Other companies have also been influenced by speculation about Chinese economic stimulus which, so far, has been on the stingy side with hope of more to come if the country’s economy fails to bounce back soon.
Copper, one of the best measures of industrial activity, had a solid week with a rise of US20c to US$3.92 a pound, boosting local copper favorites such as Sandfire, which added 53c to $6.50 after releasing a well-received June quarter report.
But with copper the most interesting news was contained in a Citi research report which highlighted the growing importance of decarbonisation industries in the use of the metal with electric vehicles, batteries and solar power generation accounting for an estimated 15.8% of copper use by 2025, up from 9.3% last year but more importantly rising to 22.5% in 2030.
With global mine supply only creeping up by an estimated 1.9% a year between now and 2030, the case for a copper-price explosion gets stronger, which is why Citi is factoring in a price of more than US$6/lb.
Nickel, another metal with two faces, one of old industrial uses and the other modern energy storage, had a mixed week with a price recovery quickly snuffed out, rubbing the gloss off most nickel exposed stocks.
An exception to the weaker tone was Chalice Mining which is developing the promising Gonneville polymetallic deposit on the outskirts of Perth. With a round of investment talks reported to be underway, which could see a partner introduced to the project, Chalice added 31c this week to $6.10 just as Macquarie Bank boosted its price forecast to $9.20.
Panoramic was the big nickel loser of the week, shedding 3.8c (42%) to 5.6c after a $40 million capital raising at a weighty 48.2% discounted price of 5c.
Other nickel moves included Centaurus, down 2.5c to 83c.
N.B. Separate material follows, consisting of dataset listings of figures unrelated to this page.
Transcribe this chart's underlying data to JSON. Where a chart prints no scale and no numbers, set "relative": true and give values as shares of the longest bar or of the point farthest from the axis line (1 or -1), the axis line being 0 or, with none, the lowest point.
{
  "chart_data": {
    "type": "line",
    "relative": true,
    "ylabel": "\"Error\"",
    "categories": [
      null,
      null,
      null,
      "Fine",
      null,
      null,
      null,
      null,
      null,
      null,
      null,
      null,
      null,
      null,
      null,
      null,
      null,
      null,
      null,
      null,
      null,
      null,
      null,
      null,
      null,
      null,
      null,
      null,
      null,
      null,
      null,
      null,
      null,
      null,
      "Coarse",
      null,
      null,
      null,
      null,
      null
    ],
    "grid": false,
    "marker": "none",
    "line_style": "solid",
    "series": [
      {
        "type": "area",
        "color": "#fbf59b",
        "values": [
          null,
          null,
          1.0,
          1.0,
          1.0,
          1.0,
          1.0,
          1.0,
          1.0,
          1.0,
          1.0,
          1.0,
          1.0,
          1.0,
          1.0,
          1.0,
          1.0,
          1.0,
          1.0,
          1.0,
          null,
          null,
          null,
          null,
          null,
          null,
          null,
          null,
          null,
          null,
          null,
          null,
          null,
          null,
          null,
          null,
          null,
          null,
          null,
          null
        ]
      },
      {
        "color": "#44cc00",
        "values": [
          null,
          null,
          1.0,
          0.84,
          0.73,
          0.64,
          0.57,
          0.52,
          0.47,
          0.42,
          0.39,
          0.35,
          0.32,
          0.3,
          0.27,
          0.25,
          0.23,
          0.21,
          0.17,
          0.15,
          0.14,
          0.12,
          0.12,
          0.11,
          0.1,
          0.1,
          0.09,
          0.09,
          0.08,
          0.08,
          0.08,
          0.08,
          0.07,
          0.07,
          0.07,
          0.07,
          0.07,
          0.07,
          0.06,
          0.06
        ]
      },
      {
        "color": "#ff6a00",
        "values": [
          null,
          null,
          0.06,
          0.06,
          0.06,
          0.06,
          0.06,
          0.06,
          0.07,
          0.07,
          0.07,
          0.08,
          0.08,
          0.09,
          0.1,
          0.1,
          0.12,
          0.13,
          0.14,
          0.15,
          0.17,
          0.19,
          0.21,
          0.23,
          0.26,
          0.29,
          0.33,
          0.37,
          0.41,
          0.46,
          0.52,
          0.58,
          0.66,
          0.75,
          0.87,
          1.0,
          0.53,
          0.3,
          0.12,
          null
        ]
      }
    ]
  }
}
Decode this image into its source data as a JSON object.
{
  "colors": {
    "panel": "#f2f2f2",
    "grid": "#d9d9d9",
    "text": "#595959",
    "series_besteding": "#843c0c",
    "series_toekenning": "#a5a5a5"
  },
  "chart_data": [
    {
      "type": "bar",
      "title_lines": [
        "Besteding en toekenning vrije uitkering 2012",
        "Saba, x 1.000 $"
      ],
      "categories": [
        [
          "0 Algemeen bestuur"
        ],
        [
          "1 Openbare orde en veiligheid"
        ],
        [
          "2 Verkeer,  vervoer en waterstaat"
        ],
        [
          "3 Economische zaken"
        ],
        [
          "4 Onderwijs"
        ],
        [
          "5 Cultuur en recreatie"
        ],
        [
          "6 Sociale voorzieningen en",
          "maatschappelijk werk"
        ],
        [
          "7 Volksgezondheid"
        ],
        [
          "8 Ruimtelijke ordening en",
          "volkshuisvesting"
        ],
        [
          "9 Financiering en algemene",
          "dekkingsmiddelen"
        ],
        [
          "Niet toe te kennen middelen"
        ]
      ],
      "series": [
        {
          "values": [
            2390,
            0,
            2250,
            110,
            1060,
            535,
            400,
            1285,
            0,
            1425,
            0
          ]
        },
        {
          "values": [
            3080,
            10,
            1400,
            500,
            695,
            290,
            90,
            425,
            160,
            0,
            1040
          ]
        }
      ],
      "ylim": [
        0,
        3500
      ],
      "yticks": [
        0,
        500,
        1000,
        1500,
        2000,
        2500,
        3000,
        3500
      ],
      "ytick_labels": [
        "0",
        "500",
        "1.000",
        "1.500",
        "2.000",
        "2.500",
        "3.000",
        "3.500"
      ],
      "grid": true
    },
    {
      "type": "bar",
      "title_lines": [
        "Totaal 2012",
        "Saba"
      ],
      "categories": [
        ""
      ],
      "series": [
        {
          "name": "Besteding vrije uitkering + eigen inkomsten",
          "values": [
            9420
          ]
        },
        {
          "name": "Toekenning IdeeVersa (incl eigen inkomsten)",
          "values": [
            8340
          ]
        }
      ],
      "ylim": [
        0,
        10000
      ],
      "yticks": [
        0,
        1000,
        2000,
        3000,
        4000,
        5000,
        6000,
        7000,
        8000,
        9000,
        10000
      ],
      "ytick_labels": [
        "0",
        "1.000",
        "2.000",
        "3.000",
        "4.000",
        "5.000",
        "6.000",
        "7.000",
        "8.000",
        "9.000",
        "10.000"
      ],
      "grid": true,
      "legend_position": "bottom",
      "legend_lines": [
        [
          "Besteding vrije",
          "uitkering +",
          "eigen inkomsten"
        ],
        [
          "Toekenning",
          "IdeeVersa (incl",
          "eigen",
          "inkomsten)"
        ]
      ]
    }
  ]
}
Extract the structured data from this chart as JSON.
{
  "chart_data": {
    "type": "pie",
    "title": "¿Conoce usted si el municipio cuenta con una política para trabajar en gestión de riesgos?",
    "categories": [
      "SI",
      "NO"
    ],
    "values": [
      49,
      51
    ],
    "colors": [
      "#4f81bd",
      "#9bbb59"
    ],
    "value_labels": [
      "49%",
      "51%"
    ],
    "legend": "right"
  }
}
Nimy, down 1.5c to 15c, and Aston Minerals, down 0.2c to 5.7c after raising $11 million at 6c.
Lithium stocks had a mixed week after Pilbara Minerals quarterly report which noted a 33% fall in the price of spodumene to US$3256 a tonne, a drop which still left Pilbara hugely profitable with the company’s cash balance up 24% to an eye-watering $3.3 billion. On the market Pilbara’s share price eased back by 2.5c to $5.07.
Global Lithium was one of the better lithium performers with a rise of 3.5c to $1.73 after reporting a 24.1% increase in the resource at its Manna project near Kalgoorlie in WA. Shaw and Partners see Global rising to $3.50.
Gold had a mixed week, initially falling as traders worried about the U.S. interest rates decision and then rising as confidence grew that the end of the increases could be in sight with the result that the price ended up pretty much where it started at US$1977 an ounce.
Regis was the worst performer of the bigger gold stocks, shedding 25c (12%) to $1.87 after delivering a surprisingly downbeat outlook report of lower production and higher costs. Gascoyne was one of the best, up 7c to 27c after a significant resource upgrade at its Dalgaranga project courtesy of the Never Never discovery.
Other news and market moves this week included:
- Gold 50 added 10c (55%) to 30c after reporting thick and rich Germanium assays from drilling at the historic Golconda zinc mine in Arizona with a best hit of 109 metres at 40.5 grams a tonne of the high-tech metal from a depth of 129m.
- Paladin Energy rose by 1.5c to 76c after releasing a well-received June quarter report focused on the restart of the Langer Heinrich uranium mine in Namibia. Shaw and Partners has set a target price for the stock of $1.15.
- Citi added its name to the gathering of uranium bulls with a research report tipping a uranium price of up to US$63 a pound by the end of the year and up to US$76/lb by the end of next year, and
- Gold Hydrogen slipped 1c lower to 30c as it prepares to drill on South Australia’s Yorke Peninsula in the hunt for naturally occurring hydrogen, an unceasingly popular exploration target.